Couchbase
  • Why NoSQL?
  • Couchbase Server
  • Download
  • Resources
  • Careers
Home | Forums | SDKs | SDKs

Java SDK synchronization issue?

2 replies [Last post]
  • Login or register to post comments
Wed, 02/06/2013 - 02:31
neilprosser
Offline
Joined: 10/23/2012
Groups: None

I have two services connecting to the same Couchbase cluster. One service (A) has two servers and performs approximately 40 reads/sec and 10 writes/sec. The other service (B) has three servers and makes around 500 reads/sec. Those figures are a mixture of single and bulk operations so the peak usage of the cluster is around 4K gets/sec and 80 sets/sec.

The cluster is made up of 8 nodes each with 16GB of RAM (Couchbase gets 9.35GB of that). The nodes are all running 2.0.0 and the Java SDK version is 1.1.1 on all services.

Yesterday evening following a small spike in timeouts reported from all three servers in service B two of the three servers from service B began to fail when talking to one particular node in the Couchbase cluster.

Thread dumps from those two servers show a large number of the following stack trace:

pool-6-thread-1 id=68 state=TIMED_WAITING
    - waiting on <0x5fa4d3c6> (a java.util.concurrent.CountDownLatch$Sync)
    - locked <0x5fa4d3c6> (a java.util.concurrent.CountDownLatch$Sync)
    at sun.misc.Unsafe.park(Native Method)
    at java.util.concurrent.locks.LockSupport.parkNanos(LockSupport.java:196)
    at java.util.concurrent.locks.AbstractQueuedSynchronizer.doAcquireSharedNanos(AbstractQueuedSynchronizer.java:1011)
    at java.util.concurrent.locks.AbstractQueuedSynchronizer.tryAcquireSharedNanos(AbstractQueuedSynchronizer.java:1303)
    at java.util.concurrent.CountDownLatch.await(CountDownLatch.java:253)
    at net.spy.memcached.internal.BulkGetFuture.internalGet(BulkGetFuture.java:140)
    at net.spy.memcached.internal.BulkGetFuture.get(BulkGetFuture.java:117)
    at net.spy.memcached.internal.BulkGetFuture.get(BulkGetFuture.java:49)
    at net.spy.memcached.MemcachedClient.getBulk(MemcachedClient.java:1303)
    at net.spy.memcached.MemcachedClient.getBulk(MemcachedClient.java:1342)
    at net.spy.memcached.MemcachedClient.getBulk(MemcachedClient.java:1356)
    ; Our code begins from here

Service A and one server from Service B are displaying normal behaviour.

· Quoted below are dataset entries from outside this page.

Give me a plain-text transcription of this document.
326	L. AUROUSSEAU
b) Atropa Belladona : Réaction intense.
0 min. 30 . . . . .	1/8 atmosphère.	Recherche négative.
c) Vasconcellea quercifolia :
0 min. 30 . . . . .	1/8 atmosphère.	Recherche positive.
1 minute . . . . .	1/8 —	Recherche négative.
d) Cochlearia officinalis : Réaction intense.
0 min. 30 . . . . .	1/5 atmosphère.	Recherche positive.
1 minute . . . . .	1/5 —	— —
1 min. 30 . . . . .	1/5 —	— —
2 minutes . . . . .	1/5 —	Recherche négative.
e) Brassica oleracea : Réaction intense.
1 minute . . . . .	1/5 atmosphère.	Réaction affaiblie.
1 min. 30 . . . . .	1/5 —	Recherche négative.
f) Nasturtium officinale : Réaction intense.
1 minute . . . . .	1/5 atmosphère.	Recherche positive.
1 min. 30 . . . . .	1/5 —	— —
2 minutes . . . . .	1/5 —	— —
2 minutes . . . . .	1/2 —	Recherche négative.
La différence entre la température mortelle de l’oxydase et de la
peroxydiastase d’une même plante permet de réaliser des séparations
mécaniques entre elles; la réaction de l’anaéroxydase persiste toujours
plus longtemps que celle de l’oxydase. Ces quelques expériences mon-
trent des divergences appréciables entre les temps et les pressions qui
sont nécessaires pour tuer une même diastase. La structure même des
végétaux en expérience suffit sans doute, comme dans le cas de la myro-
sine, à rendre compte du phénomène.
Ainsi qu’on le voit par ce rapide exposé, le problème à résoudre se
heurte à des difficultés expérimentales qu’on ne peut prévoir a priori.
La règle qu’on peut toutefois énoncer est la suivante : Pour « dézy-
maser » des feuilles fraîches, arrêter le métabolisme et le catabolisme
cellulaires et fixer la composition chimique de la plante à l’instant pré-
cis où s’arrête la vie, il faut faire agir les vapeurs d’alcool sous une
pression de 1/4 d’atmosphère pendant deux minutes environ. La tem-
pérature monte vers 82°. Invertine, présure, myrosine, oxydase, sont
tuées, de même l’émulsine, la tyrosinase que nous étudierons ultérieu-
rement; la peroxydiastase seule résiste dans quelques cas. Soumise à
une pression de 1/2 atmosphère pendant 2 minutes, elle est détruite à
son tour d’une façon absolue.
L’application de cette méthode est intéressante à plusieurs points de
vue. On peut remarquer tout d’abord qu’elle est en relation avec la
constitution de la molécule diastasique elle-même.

Is anyone aware of what might have happened to cause this problem? Is there a possibility that we might have fallen down some synchronization hold in the Java SDK. I'm initially pointing my finger at the SDK because of the other servers which are behaving correctly when talking to the same cluster but more than happy to look elsewhere if that's not the case.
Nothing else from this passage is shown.